The diamond was grown using the CVD, or chemical vapor deposition, process, meaning it was created in a specially developed growing chamber using a carbon-rich gas. CVD lab-grown diamond are created without the presence of nitrogen, therefore the resulting stone will always be a Type IIa or Type IIb diamond.

This particular 3.09-carat stone is a brilliant-cut diamond with a color grade of slightly tinted white (I) and a clarity of VS2, the lab said.

Previously, the largest lab-grown diamond reported was a nearly colorless 3.04-carat round diamond cultivated by Pure Grown Diamonds (formerly Gemesis) late last year.

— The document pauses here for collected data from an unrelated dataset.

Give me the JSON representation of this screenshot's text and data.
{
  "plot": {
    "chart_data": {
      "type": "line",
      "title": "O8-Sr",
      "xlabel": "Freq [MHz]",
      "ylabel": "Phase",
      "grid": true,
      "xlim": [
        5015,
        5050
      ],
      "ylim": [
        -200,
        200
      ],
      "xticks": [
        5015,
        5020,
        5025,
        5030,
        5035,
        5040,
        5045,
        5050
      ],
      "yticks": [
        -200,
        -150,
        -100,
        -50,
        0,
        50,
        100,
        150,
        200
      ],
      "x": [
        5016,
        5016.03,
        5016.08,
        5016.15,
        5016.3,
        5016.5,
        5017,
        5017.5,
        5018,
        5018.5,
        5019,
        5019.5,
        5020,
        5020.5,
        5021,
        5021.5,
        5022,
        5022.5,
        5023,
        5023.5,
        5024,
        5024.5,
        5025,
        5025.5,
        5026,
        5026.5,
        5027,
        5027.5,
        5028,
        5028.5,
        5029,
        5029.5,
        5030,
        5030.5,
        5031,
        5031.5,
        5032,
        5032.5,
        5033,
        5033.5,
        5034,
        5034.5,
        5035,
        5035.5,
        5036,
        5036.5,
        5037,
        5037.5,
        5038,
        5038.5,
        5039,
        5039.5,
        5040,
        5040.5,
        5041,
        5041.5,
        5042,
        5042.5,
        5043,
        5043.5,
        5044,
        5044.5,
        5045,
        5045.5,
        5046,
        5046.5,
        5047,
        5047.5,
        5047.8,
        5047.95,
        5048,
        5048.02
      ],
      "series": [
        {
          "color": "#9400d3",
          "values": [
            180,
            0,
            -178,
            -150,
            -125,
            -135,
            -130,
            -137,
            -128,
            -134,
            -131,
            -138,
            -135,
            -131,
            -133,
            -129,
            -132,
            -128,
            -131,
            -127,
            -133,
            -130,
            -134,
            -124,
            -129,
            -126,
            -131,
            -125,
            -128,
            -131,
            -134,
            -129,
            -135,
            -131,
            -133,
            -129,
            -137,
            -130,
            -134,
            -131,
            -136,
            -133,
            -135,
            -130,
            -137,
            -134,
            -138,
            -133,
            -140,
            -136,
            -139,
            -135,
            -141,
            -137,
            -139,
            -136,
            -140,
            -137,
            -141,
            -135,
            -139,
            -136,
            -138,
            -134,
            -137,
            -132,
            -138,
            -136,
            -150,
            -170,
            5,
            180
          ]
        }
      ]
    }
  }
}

That diamond has a price tag of $23,012.

Lab-grown diamonds have become more and more topical in jewelry industry news in the past few years, as growers have improved their techniques, particularly as it pertains to white diamonds, and more mainstream chains have started selling them.

Just last month, the Gemological Institute of America announced it would be growing diamonds for research purposes in order to keep up with identification and treatment of the stones, which it said are becoming increasingly prevalent.

And over the summer, retailer Helzberg Diamonds became the latest in a string of chains testing the market for man-made diamonds, selling pink, yellow and white lab-grown stones in select stores across the country.